In 2002, Girard-Perregaux had developed a variation of its Tourbillon with Three Gold Bridges featuring a micro-rotor concealed beneath the barrel, which meant it went almost unnoticed. Based on the Peseux 7001 caliber, MCT has created its own movement that it still uses to this day. Then came the turn of Laurent Ferrier. This technically elegant and distinctive solution is still in vogue, since no less than three brands have opted for this solution in 2017 : Romain Gauthier, Peter Speake-Marin and Bell&Ross (via its movement producer MHC).

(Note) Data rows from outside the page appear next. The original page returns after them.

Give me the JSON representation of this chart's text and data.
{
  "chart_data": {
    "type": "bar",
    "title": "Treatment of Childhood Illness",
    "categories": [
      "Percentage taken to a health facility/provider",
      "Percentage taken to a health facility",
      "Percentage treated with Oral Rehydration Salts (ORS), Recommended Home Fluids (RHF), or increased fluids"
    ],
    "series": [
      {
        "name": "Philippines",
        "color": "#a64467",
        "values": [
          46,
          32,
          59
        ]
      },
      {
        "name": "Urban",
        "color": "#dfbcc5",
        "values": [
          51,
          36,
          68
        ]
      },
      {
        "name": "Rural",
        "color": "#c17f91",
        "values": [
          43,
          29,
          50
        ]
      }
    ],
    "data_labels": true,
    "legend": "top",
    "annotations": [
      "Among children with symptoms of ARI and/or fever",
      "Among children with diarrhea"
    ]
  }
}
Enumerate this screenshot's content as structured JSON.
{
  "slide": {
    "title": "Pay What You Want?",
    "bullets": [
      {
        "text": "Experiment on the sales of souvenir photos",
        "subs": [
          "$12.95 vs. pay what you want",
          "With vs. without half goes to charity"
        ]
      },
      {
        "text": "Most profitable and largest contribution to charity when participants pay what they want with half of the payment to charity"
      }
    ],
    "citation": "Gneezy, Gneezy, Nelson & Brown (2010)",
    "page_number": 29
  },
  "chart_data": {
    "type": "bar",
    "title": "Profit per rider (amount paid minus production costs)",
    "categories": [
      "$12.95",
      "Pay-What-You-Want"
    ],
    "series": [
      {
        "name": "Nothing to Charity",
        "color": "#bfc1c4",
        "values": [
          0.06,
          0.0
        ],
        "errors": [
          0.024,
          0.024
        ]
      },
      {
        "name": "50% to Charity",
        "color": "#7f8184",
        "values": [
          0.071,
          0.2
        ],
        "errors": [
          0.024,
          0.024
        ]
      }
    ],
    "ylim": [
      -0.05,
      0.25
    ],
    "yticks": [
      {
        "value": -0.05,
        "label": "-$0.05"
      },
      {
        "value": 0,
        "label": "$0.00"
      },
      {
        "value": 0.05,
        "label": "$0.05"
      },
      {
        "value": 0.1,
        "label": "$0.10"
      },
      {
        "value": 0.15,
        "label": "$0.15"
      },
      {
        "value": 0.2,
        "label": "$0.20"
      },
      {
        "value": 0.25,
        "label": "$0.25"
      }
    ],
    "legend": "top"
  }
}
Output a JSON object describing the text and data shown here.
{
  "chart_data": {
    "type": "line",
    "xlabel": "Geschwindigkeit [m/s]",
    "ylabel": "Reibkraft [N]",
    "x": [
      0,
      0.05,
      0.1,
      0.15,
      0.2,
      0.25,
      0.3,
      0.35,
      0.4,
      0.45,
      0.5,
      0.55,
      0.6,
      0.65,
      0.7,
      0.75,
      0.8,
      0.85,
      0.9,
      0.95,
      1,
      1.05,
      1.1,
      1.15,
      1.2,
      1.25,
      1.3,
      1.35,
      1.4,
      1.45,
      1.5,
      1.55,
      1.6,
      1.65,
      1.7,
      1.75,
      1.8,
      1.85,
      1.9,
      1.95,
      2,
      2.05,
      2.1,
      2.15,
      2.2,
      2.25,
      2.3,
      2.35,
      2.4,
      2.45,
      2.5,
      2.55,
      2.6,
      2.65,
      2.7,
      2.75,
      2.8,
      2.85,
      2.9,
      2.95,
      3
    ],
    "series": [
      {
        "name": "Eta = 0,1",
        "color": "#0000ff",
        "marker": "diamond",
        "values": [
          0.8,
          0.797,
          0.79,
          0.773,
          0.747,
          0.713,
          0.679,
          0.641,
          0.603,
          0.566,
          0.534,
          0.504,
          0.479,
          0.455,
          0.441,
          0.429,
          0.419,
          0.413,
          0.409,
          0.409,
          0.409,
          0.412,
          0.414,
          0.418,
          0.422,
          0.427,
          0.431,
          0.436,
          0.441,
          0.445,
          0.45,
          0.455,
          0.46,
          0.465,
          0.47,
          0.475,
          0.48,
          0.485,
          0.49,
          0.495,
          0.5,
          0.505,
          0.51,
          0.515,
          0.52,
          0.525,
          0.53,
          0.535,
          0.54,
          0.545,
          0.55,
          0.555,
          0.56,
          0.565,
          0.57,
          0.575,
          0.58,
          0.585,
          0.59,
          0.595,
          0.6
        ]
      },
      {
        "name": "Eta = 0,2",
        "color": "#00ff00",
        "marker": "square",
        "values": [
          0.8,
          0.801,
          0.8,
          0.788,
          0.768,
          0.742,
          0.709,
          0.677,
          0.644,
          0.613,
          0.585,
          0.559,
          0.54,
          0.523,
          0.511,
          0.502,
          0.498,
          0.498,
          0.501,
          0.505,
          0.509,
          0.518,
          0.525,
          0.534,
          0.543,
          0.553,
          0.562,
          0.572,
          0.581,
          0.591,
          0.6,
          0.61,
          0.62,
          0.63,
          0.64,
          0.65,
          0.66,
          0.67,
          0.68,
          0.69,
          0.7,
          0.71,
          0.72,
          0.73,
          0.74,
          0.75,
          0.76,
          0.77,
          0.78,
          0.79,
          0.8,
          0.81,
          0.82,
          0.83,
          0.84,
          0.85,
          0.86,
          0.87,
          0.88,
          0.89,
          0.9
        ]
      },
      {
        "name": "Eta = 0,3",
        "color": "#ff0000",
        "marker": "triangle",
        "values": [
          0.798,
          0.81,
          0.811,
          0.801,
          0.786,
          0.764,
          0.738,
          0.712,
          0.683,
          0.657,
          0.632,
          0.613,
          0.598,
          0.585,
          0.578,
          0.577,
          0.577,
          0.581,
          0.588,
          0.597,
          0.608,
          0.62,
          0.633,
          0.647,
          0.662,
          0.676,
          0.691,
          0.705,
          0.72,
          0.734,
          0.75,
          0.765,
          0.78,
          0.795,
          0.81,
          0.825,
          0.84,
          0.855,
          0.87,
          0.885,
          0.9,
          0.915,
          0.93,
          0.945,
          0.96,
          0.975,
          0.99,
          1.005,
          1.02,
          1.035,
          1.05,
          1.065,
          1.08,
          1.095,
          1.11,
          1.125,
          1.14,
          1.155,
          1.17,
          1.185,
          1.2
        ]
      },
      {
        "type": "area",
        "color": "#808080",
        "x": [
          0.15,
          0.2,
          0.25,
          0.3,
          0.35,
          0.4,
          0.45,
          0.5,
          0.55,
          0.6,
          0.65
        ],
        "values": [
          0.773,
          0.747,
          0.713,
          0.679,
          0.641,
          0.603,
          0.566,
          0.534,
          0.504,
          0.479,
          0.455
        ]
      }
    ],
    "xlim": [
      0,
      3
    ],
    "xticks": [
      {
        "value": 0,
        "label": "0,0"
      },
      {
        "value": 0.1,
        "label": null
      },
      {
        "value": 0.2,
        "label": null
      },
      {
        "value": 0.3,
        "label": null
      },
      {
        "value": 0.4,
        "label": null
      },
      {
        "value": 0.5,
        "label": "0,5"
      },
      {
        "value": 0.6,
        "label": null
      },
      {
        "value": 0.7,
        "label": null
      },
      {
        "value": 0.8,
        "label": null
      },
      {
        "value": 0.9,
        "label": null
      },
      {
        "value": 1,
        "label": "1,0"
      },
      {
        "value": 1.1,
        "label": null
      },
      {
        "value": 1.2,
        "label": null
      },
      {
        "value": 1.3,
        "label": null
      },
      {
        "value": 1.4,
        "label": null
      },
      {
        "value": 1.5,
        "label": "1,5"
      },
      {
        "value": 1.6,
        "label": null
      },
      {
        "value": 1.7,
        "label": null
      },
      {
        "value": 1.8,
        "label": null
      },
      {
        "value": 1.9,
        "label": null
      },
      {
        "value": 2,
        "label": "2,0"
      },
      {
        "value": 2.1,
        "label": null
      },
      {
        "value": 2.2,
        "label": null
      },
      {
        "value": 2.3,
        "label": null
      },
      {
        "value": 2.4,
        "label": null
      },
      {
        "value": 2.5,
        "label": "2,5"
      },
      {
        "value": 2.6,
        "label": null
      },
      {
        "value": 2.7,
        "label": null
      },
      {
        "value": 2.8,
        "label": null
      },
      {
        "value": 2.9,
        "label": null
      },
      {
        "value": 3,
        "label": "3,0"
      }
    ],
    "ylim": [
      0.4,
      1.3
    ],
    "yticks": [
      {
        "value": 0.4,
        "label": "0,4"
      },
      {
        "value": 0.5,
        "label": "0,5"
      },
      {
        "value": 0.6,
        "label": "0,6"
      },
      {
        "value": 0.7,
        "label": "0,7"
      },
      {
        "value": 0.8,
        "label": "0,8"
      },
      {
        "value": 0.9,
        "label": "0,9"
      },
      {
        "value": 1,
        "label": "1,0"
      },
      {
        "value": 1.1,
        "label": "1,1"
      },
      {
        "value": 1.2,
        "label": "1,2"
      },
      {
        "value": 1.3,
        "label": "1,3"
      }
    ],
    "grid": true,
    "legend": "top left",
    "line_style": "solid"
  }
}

But the big names are still in search of the most favorable technology/ergonomics/slenderness ratio for the micro-rotor. Panerai and Bulgari have adopted this solution and their technical choices are representative of the current trend. The micro-rotor is definitely more efficient when it is heavy, and even more so if it is broad, meaning as part of wide movements. Calibers have definitely grown, from Patek Philippe’s 240 movement measuring 27.5mm to the 36.6mm BVL138 by Bulgari. The concept is also becoming increasingly flexible and adaptable to movements ranging from the simplest to the most elaborate, as showcased in the Grande Complication de Cartier.
Calibre S2 de MCT © MCT
The micro-rotor is a great way of saving height in a movement for an ultra-thin watch or for freeing up space to show off a wonderful open-worked movement. But as I discovered earlier this year while researching an article for WorldTempus, micro-rotor movements do not come cheap. Only a handful of brands offer micro-rotor watches below 10,000 Swiss francs, making them a watch for the connoisseur. – Paul O’Neil, WorldTempus editor-in-chief
The brand new Altiplano is incredibly thin – the planet’s thinnest automatic in reality. The watch itself is 5.25mm thick, although the unbelievable 1208P caliber is simply 2.35mm thick. Sized at 43mm, the Altiplano is your largest ultra-thin watch in the world, and one which paves a new street. The concept of broad but thin is something we’re beginning to see more of in the business and one which until recently, wasn’t something seen as marketable. If a watch was to be sparse, it ought to be little. If it were to be broad in diameter, it needs to be thick. Piaget has always been ultra-thin watches of a moderate size, but the 43mm Altiplano pushes things further.When I met with Audemars Piguet chief artistic officer Octavio Garcia in the Summer of 2010, six months after Piaget had declared this quite watch, he mentioned this notion as something that we’d be visiting a great deal of in the long term from AP, along with many others. While he did not mention the Altiplano specifically, it is clear that this watch captured the interest of designers the world over because by SIHH 2011, we watched may more watches in this vein, though none executed to this level.The concept of the contemporary ultra-thin watch is built supporting the assumption that they are worn into elegant affairs, together with, at minimum, a fine suit and tie, and in max, a tuxedo. The ultra-thin watch is different and imperial, and quite simply not suitable for everyday wear. Generally, I’d say that statement is true. With this Piaget, nevertheless, I’d argue they’ve built one of the most flexible ultra-thins ever created, and one that functions just as well with jeans and a sweater walking around NYC since it does with a suit and tie on the road to the office.